No one knows how the flood of AI products will play out, but we do know it's unleashed a corporate frenzy to "get our own AI up and running." Corporate fads are one of the least discussed but most obvious dynamics in the economy. Corporations follow fads as avidly as any other heedless consumer, rushing headlong into whatever everyone else is doing.
Globalization is a recent example. Back in the early 2000s, I sat next to corporate employees on flights to China and other Asian destinations who described the travails and costly disasters created by their employers' mad rush to move production overseas: quality control cratered, proprietary technologies were stolen and quickly copied, costs soared rather than declined, and so on.
So let's talk about costs of AI rather than just the benefits. Like many other heavily-hyped technologies, Large Language Model (LLM) AI is presented as stand-alone and "free." But it's actually not stand-alone or free: it requires an army of humans toiling away to make it functional: "We Are Grunt Workers": The Lowly Humans Helping Run ChatGPT Make Just $15 Per Hour (Zero Hedge).
"We are grunt workers, but there would be no AI language systems without it. You can design all the neural networks you want, you can get all the researchers involved you want, but without labelers, you have no ChatGPT. You have nothing."
The tasks performed by this hidden army of human workers is euphemistically sanitized by corporate-speak as data enrichment work.
Then there's the stupendous costs of all the extra computing power needed to deliver AI to the masses: For tech giants, AI like Bing and Bard poses billion-dollar search problem
What makes this form of AI pricier than conventional search is the computing power involved. Such AI depends on billions of dollars of chips, a cost that has to be spread out over their useful life of several years, analysts said. Electricity likewise adds costs and pressure to companies with carbon-footprint goals.
Corporations are counting on the magic of the Waste Is Growth / Landfill Economy to generate higher margins from whatever AI touches--don't ask, it's magic--but few ask how all this magic will work in a global recession where consumers will have less income and credit to buy, buy, buy.

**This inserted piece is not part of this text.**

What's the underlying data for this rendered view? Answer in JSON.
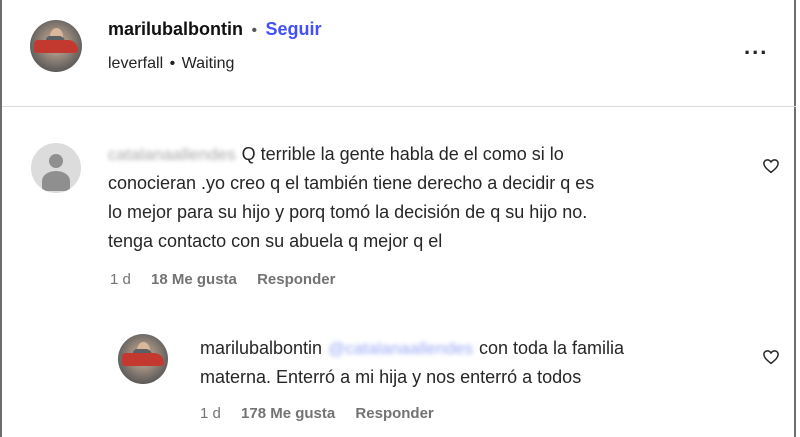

LLM-AI is riddled with errors, and nobody can tell what's semi-accurate, what's misleading and what's flat-out wrong. Despite wildly optimistic claims, locating the errors and semi-accuracies can't be fully automated. Errors are inconsequential in an AI-generated book report, but when patients' health is on the line, they become very consequential: I'm an ER doctor: Here's what I found when I asked ChatGPT to diagnose my patients.
This raises fundamental questions about precisely how much work LLM-AI can perform without human oversight, and the all-too breezy claims that tens of millions of jobs will be lost as this iteration of AI automates vast swaths of human labor.
AI excels at echo-chamber reinforcement of risky or error-prone suppositions and policies: Spirals of Delusion: How AI Distorts Decision-Making and Makes Dictators More Dangerous. What's the threshold for concern that the AI conclusions are riskier than presented? How do we calculate the possibilities that the AI conclusions are catastrophically misguided?
At what point will decision-makers realize that trusting AI is not worth the risk? If history is any guide, that realization will only arise from financial losses and bad decisions. For the rest of us, it might just be the novelty wears off as the inadequacies pile up: Noam Chomsky: The False Promise of ChatGPT.
Since all this LLM-AI is "free," what AI-created goods and services will generate hundreds of billions of dollars in new revenues and tens of billions in new profits? The general answer is the profits will flow from firing millions of costly humans and replacing them with "nearly free" AI software.
But since all your competitors are rushing down the same frenzied path to AI, what competitive advantage will accrue to what is already a commodity (LLM-AI)? Nobody asks such questions because the euphoria of tech revolutions is so much fun.
The enthusiasm unleashed by new technologies is selectively euphoric: the benefits will prove immeasurable and the costs will soon be near-zero. But in the real-world, the costs are all we know for sure and profits remain elusive and contingent.
Exactly what gets wiped out by the meteor strike is not yet known.